MSR-Align tackles safety risks in reasoning-capable vision-language models by introducing a policy-grounded, multimodal safety reasoning dataset. The dataset enables supervision of the full multimodal chain-of-thought by grounding reasoning traces in text and image with standardized safety policies. Empirical results show that fine-tuning VLMs on MSR-Align significantly improves safety against textual and vision-language jailbreak attacks while preserving or enhancing general multimodal reasoning. The work demonstrates that high-quality, policy-aligned multimodal reasoning data is a scalable path toward safer, more robust VLMs.

Abstract

Vision-Language Models (VLMs) have achieved remarkable progress in multimodal reasoning tasks through enhanced chain-of-thought capabilities. However, this advancement also introduces novel safety risks, as these models become increasingly vulnerable to harmful multimodal prompts that can trigger unethical or unsafe behaviors. Existing safety alignment approaches, primarily designed for unimodal language models, fall short in addressing the complex and nuanced threats posed by multimodal inputs. Moreover, current safety datasets lack the fine-grained, policy-grounded reasoning required to robustly align reasoning-capable VLMs. In this work, we introduce {MSR-Align}, a high-quality Multimodal Safety Reasoning dataset tailored to bridge this gap. MSR-Align supports fine-grained, deliberative reasoning over standardized safety policies across both vision and text modalities. Our data generation pipeline emphasizes multimodal diversity, policy-grounded reasoning, and rigorous quality filtering using strong multimodal judges. Extensive experiments demonstrate that fine-tuning VLMs on MSR-Align substantially improves robustness against both textual and vision-language jailbreak attacks, while preserving or enhancing general reasoning performance.

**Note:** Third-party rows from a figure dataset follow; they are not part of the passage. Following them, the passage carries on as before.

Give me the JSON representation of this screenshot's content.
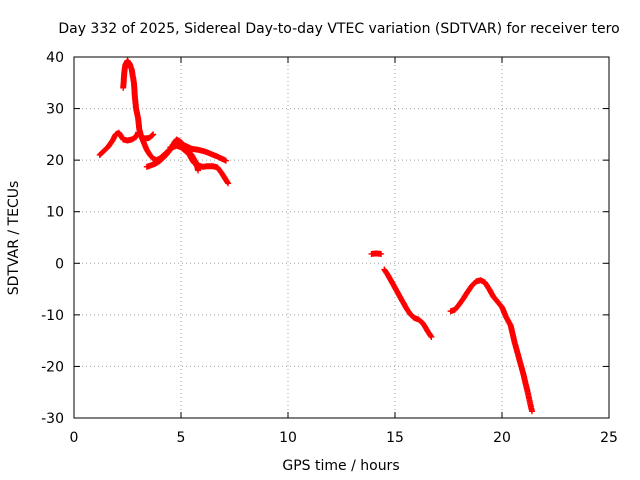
{
  "chart_data": {
    "type": "scatter",
    "title": "Day 332 of 2025, Sidereal Day-to-day VTEC variation (SDTVAR) for receiver tero",
    "xlabel": "GPS time / hours",
    "ylabel": "SDTVAR / TECUs",
    "xlim": [
      0,
      25
    ],
    "ylim": [
      -30,
      40
    ],
    "xticks": [
      0,
      5,
      10,
      15,
      20,
      25
    ],
    "yticks": [
      -30,
      -20,
      -10,
      0,
      10,
      20,
      30,
      40
    ],
    "grid": true,
    "marker": "plus",
    "color": "#ff0000",
    "series": [
      {
        "segments": [
          [
            [
              1.2,
              21
            ],
            [
              1.4,
              21.8
            ],
            [
              1.6,
              22.6
            ],
            [
              1.8,
              23.8
            ],
            [
              1.95,
              25
            ],
            [
              2.1,
              25.3
            ],
            [
              2.3,
              24
            ],
            [
              2.5,
              23.8
            ],
            [
              2.7,
              24
            ],
            [
              2.9,
              24.5
            ],
            [
              3.0,
              25.4
            ],
            [
              3.15,
              24.5
            ],
            [
              3.3,
              24.2
            ],
            [
              3.5,
              24.3
            ],
            [
              3.6,
              24.6
            ],
            [
              3.7,
              25
            ]
          ],
          [
            [
              2.3,
              34
            ],
            [
              2.35,
              37
            ],
            [
              2.4,
              38.5
            ],
            [
              2.5,
              39.3
            ],
            [
              2.6,
              38.7
            ],
            [
              2.7,
              37.5
            ],
            [
              2.8,
              35
            ],
            [
              2.85,
              32
            ],
            [
              2.9,
              30
            ],
            [
              3.0,
              28
            ],
            [
              3.05,
              26
            ],
            [
              3.15,
              24.5
            ],
            [
              3.3,
              23
            ],
            [
              3.4,
              22
            ],
            [
              3.55,
              21
            ],
            [
              3.7,
              20.3
            ],
            [
              3.85,
              20
            ],
            [
              4.0,
              20.3
            ],
            [
              4.2,
              21
            ],
            [
              4.4,
              21.8
            ],
            [
              4.6,
              22.5
            ],
            [
              4.8,
              22.8
            ],
            [
              5.0,
              22.5
            ],
            [
              5.2,
              21.8
            ],
            [
              5.4,
              21
            ],
            [
              5.5,
              20.2
            ],
            [
              5.6,
              19.5
            ],
            [
              5.8,
              19
            ],
            [
              6.0,
              18.7
            ],
            [
              6.2,
              18.8
            ],
            [
              6.5,
              18.8
            ],
            [
              6.7,
              18.6
            ],
            [
              6.9,
              17.5
            ],
            [
              7.05,
              16.5
            ],
            [
              7.2,
              15.5
            ]
          ],
          [
            [
              3.4,
              18.7
            ],
            [
              3.6,
              19
            ],
            [
              3.8,
              19.3
            ],
            [
              4.0,
              19.8
            ],
            [
              4.3,
              21
            ],
            [
              4.5,
              22
            ],
            [
              4.7,
              23.5
            ],
            [
              4.8,
              24
            ],
            [
              5.0,
              23.5
            ],
            [
              5.2,
              22.5
            ],
            [
              5.5,
              21
            ],
            [
              5.7,
              19.5
            ],
            [
              5.8,
              18
            ]
          ],
          [
            [
              4.5,
              22.5
            ],
            [
              4.8,
              23
            ],
            [
              5.0,
              23
            ],
            [
              5.2,
              22.8
            ],
            [
              5.5,
              22.2
            ],
            [
              5.8,
              22
            ],
            [
              6.1,
              21.7
            ],
            [
              6.4,
              21.2
            ],
            [
              6.7,
              20.7
            ],
            [
              6.9,
              20.3
            ],
            [
              7.1,
              19.9
            ]
          ],
          [
            [
              13.9,
              1.8
            ],
            [
              14.05,
              1.9
            ],
            [
              14.2,
              1.9
            ],
            [
              14.35,
              1.8
            ]
          ],
          [
            [
              14.5,
              -1.2
            ],
            [
              14.7,
              -2.5
            ],
            [
              14.9,
              -4
            ],
            [
              15.1,
              -5.5
            ],
            [
              15.3,
              -7
            ],
            [
              15.5,
              -8.5
            ],
            [
              15.7,
              -9.8
            ],
            [
              15.9,
              -10.6
            ],
            [
              16.1,
              -10.9
            ],
            [
              16.3,
              -11.6
            ],
            [
              16.5,
              -13
            ],
            [
              16.7,
              -14.3
            ]
          ],
          [
            [
              17.6,
              -9.3
            ],
            [
              17.8,
              -9
            ],
            [
              18.0,
              -8
            ],
            [
              18.2,
              -6.8
            ],
            [
              18.4,
              -5.5
            ],
            [
              18.6,
              -4.3
            ],
            [
              18.8,
              -3.5
            ],
            [
              19.0,
              -3.3
            ],
            [
              19.2,
              -3.7
            ],
            [
              19.4,
              -5
            ],
            [
              19.6,
              -6.5
            ],
            [
              19.8,
              -7.5
            ],
            [
              20.0,
              -8.5
            ],
            [
              20.2,
              -10.5
            ],
            [
              20.4,
              -12
            ],
            [
              20.6,
              -15.5
            ],
            [
              20.8,
              -18.5
            ],
            [
              21.0,
              -21.5
            ],
            [
              21.2,
              -25
            ],
            [
              21.4,
              -28.7
            ]
          ]
        ]
      }
    ]
  }
}
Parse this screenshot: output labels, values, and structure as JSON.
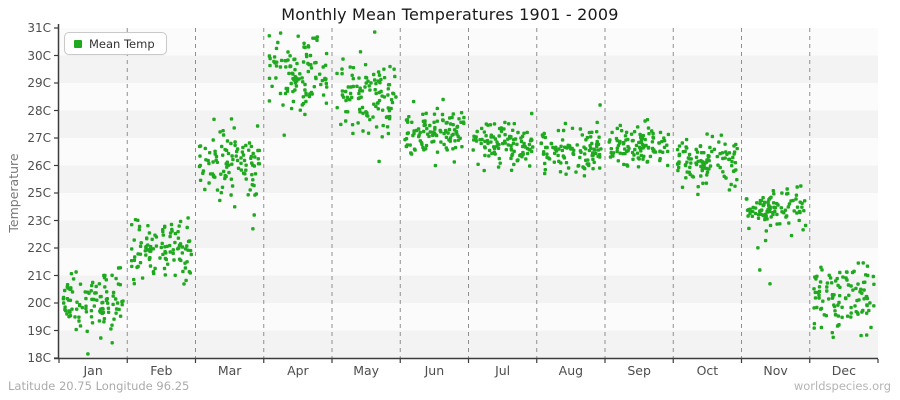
{
  "title": "Monthly Mean Temperatures 1901 - 2009",
  "legend": {
    "label": "Mean Temp"
  },
  "y_axis": {
    "title": "Temperature",
    "tick_labels": [
      "18C",
      "19C",
      "20C",
      "21C",
      "22C",
      "23C",
      "25C",
      "26C",
      "27C",
      "28C",
      "29C",
      "30C",
      "31C"
    ]
  },
  "x_axis": {
    "months": [
      "Jan",
      "Feb",
      "Mar",
      "Apr",
      "May",
      "Jun",
      "Jul",
      "Aug",
      "Sep",
      "Oct",
      "Nov",
      "Dec"
    ]
  },
  "footer": {
    "left": "Latitude 20.75 Longitude 96.25",
    "right": "worldspecies.org"
  },
  "colors": {
    "point": "#1fa91f",
    "band_light": "#fbfbfb",
    "band_dark": "#f3f3f3",
    "gridline": "#8f8f8f",
    "axis": "#3c3c3c",
    "tick": "#3c3c3c"
  },
  "chart_data": {
    "type": "scatter",
    "title": "Monthly Mean Temperatures 1901 - 2009",
    "xlabel": "",
    "ylabel": "Temperature",
    "x_categories": [
      "Jan",
      "Feb",
      "Mar",
      "Apr",
      "May",
      "Jun",
      "Jul",
      "Aug",
      "Sep",
      "Oct",
      "Nov",
      "Dec"
    ],
    "y_tick_labels_bottom_to_top": [
      "18C",
      "19C",
      "20C",
      "21C",
      "22C",
      "23C",
      "25C",
      "26C",
      "27C",
      "28C",
      "29C",
      "30C",
      "31C"
    ],
    "y_axis_note": "13 evenly spaced ticks; the 24C label is skipped between 23C and 25C",
    "legend_position": "top-left",
    "grid": "vertical dashed month separators; alternating horizontal shaded bands",
    "years_range": "1901 - 2009",
    "points_per_month": 109,
    "series": [
      {
        "name": "Mean Temp",
        "color": "#1fa91f",
        "monthly_distributions": [
          {
            "month": "Jan",
            "mean": 20.0,
            "std": 0.62,
            "min": 18.3,
            "max": 21.7,
            "outliers": [
              18.15
            ]
          },
          {
            "month": "Feb",
            "mean": 21.85,
            "std": 0.55,
            "min": 20.4,
            "max": 23.35,
            "outliers": []
          },
          {
            "month": "Mar",
            "mean": 26.1,
            "std": 0.65,
            "min": 24.4,
            "max": 28.0,
            "outliers": [
              22.7,
              23.4,
              24.0
            ]
          },
          {
            "month": "Apr",
            "mean": 29.25,
            "std": 0.7,
            "min": 27.5,
            "max": 31.0,
            "outliers": [
              27.1
            ]
          },
          {
            "month": "May",
            "mean": 28.5,
            "std": 0.65,
            "min": 26.9,
            "max": 30.5,
            "outliers": [
              26.15,
              30.85
            ]
          },
          {
            "month": "Jun",
            "mean": 27.2,
            "std": 0.45,
            "min": 25.95,
            "max": 28.5,
            "outliers": []
          },
          {
            "month": "Jul",
            "mean": 26.8,
            "std": 0.45,
            "min": 25.8,
            "max": 28.0,
            "outliers": []
          },
          {
            "month": "Aug",
            "mean": 26.5,
            "std": 0.42,
            "min": 25.6,
            "max": 27.7,
            "outliers": [
              28.2
            ]
          },
          {
            "month": "Sep",
            "mean": 26.7,
            "std": 0.42,
            "min": 25.85,
            "max": 27.9,
            "outliers": []
          },
          {
            "month": "Oct",
            "mean": 26.2,
            "std": 0.45,
            "min": 25.0,
            "max": 27.4,
            "outliers": [
              24.9
            ]
          },
          {
            "month": "Nov",
            "mean": 23.75,
            "std": 0.7,
            "min": 21.9,
            "max": 25.7,
            "outliers": [
              20.7,
              21.2
            ]
          },
          {
            "month": "Dec",
            "mean": 20.3,
            "std": 0.68,
            "min": 18.5,
            "max": 22.3,
            "outliers": []
          }
        ]
      }
    ]
  }
}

MSR-Align provides a scalable and effective foundation for advancing the safety alignment of reasoning-capable VLMs. Our dataset is made publicly available at https://huggingface.co/datasets/Leigest/MSR-Align.

Paper Structure

This paper contains 30 sections, 2 figures, 2 tables.

Figures (2)

  • Figure 1: Distribution of safety-relevant categories in the MSR-Align dataset. The pie chart illustrates the proportion of data samples across 20 different risk areas, including dangerous behavior (three subcategories), psychological harm, environmental damage, and more, reflecting the dataset’s comprehensive coverage of multimodal safety concerns.
  • Figure 2: Overview of the pipeline. The system consists of four key stages: (1) Data Collection, which gathers image-instruction pairs across 20 risk categories; (2) Policy-Grounded Multimodal Reasoning, where GPT-4o generates chain-of-thought (CoT) rationales and safe responses based on policy constraints; (3) High-Quality Data Filtering, which evaluates the outputs based on safety, policy alignment, coherence, and fluency; and (4) Safety Alignment, where the filtered data is used to fine-tune an unsafe model into a safe one through supervised fine-tuning (SFT).